British Police Forces Campaign to Employ Discriminatory Facial Recognition Systems

Law enforcement agencies across the UK successfully lobbied to use a facial recognition system acknowledged as biased against women, youths, and members of ethnic minority groups, following complaints that a less biased version generated fewer investigative leads.

The Technology in Practice

UK forces use the national police database to carry out retrospective facial recognition searches. This procedure involves matching a “probe image” of a person of interest against a database of over 19 million mugshots to find possible hits.

Acknowledged Discrimination

The UK interior ministry admitted last week that the system was biased. This admission came after a study by the National Physical Laboratory (NPL) determined it misidentified Black and Asian people and women at much greater frequency than Caucasian males. The ministry stated it “had acted on the findings”.

“It prompts the issue of whether this technology only becomes useful if users accept discrimination in ethnicity and sex. Convenience is a weak argument for disregarding fundamental rights.”

Long-Standing Problem

Internal documents show that this discriminatory flaw has been recognized for more than a year. Furthermore, police forces lobbied to reverse an earlier ruling that was designed to address the problem.

Police bosses were notified of the algorithmic discrimination in late 2024. The government-ordered NPL review found the system was had a higher probability to suggest false positives for images depicting women, Black people, and those under 40 years old.

A Policy U-Turn

In reaction, the national police leadership body mandated that the accuracy setting required for potential matches be raised to a point where the bias was greatly diminished.

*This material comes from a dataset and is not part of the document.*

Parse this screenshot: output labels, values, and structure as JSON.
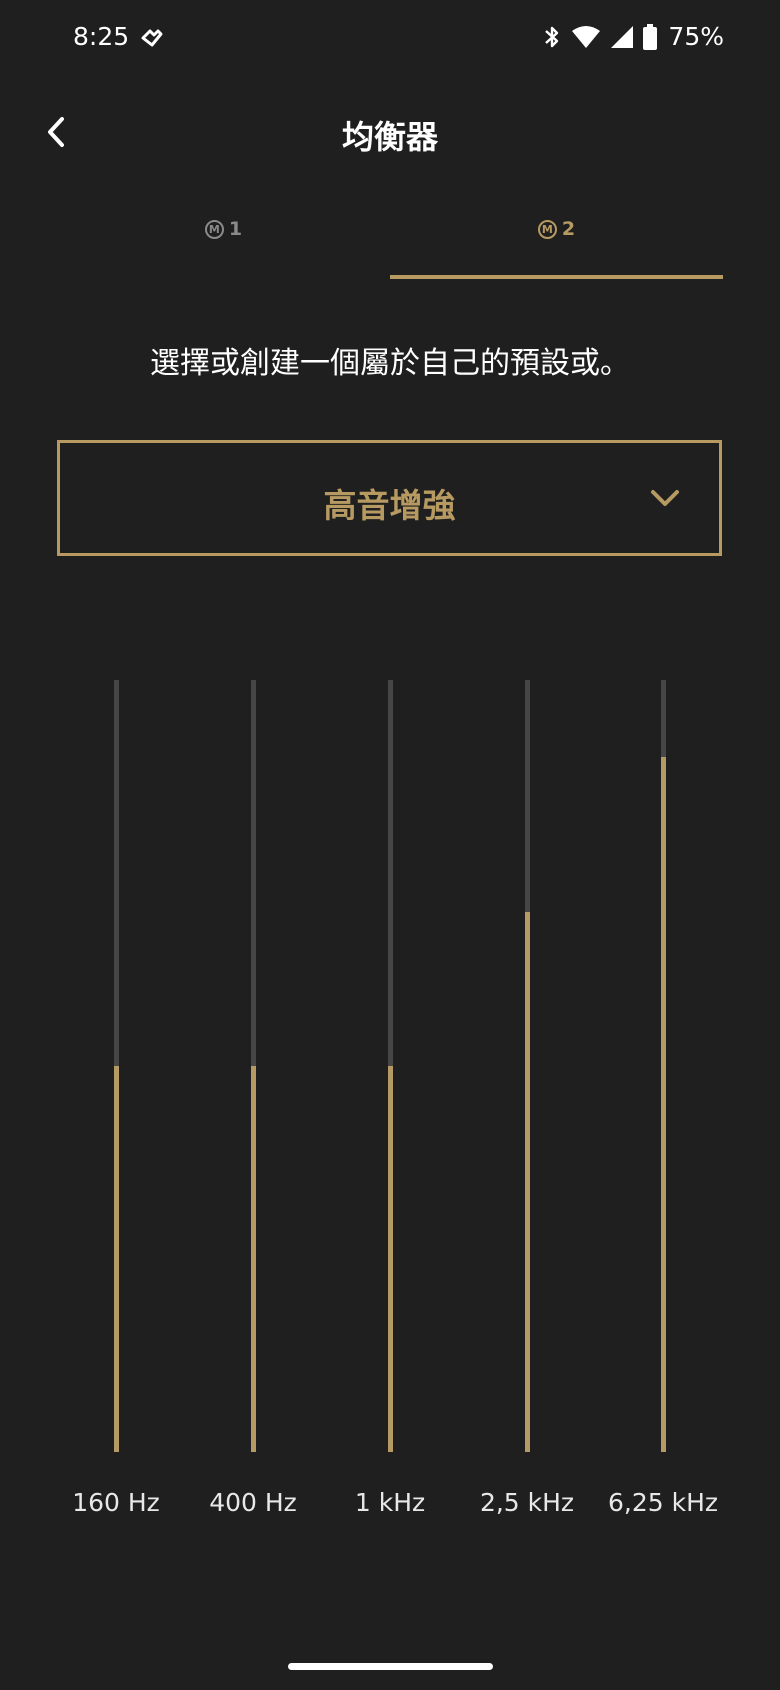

However, this decision was overturned the next month following complaints from police that the modified technology was generating a lower number of “investigative leads”. Internal records show the higher threshold cut the number of queries resulting in potential matches from over half to a just 14%.

Profound Inequalities

Although the Home Office and NPCC refused to say what threshold is now in operation, the latest independent review discovered the system could produce incorrect matches for women of Black heritage almost 100 times more frequently than for Caucasian women at specific configurations.

The ministry commented on these results: “The testing found that in a specific scenarios the algorithm is has a greater tendency to wrongly flag some demographic groups in its match reports.”

Balancing Utility and Fairness

Describing the impact of the brief increase to the system's confidence threshold, the police records state: “This adjustment greatly lessens the impact of bias across legally safeguarded attributes of race, generation and gender but had a substantially detrimental effect on police efficiency”. The papers add that police units complained that “a once effective tactic now delivered results of limited benefit”.

Broader Rollout Plans

Meanwhile, the UK administration has launched a two-and-a-half-month consultation on its plans to widen the use of facial recognition technology. Policing minister the relevant minister has described the tool as the “most significant advance since genetic fingerprinting”.

Criticism from Advisors and Monitors

The chair of a police oversight board, chair of the independent scrutiny and oversight board for the police race action plan, said: “There was very little discussion in equality strategy sessions of the facial recognition rollout despite obvious cross-over with the plan’s concerns.

“These revelations show yet again that the anti-racism commitments policing has made through the race action plan are failing to be integrated into wider practice. Our reports have warned that innovative tools are being implemented in a context where ethnic inequalities, inadequate oversight and poor data collection already persist.

“Any use of facial recognition must meet strict national standards, be subject to external review, and prove it reduces rather than compounds ethnic bias.”

Official Statement

A government representative stated: “We treat the findings of the study with utmost gravity and we have already taken action. A updated software has been independently tested and acquired, which has no statistically significant bias. It will be trialled in the coming months and will be undergo evaluation.

“The foremost aim is protecting the public. This revolutionary tool will support officers to put criminals and rapists behind bars. There is human involvement in each stage of the procedure and no arrest or charge would be pursued without trained officers meticulously examining the output.”

Misty Weaver
Misty Weaver

Renewable energy expert and solar technology analyst with over a decade of experience in sustainable energy solutions.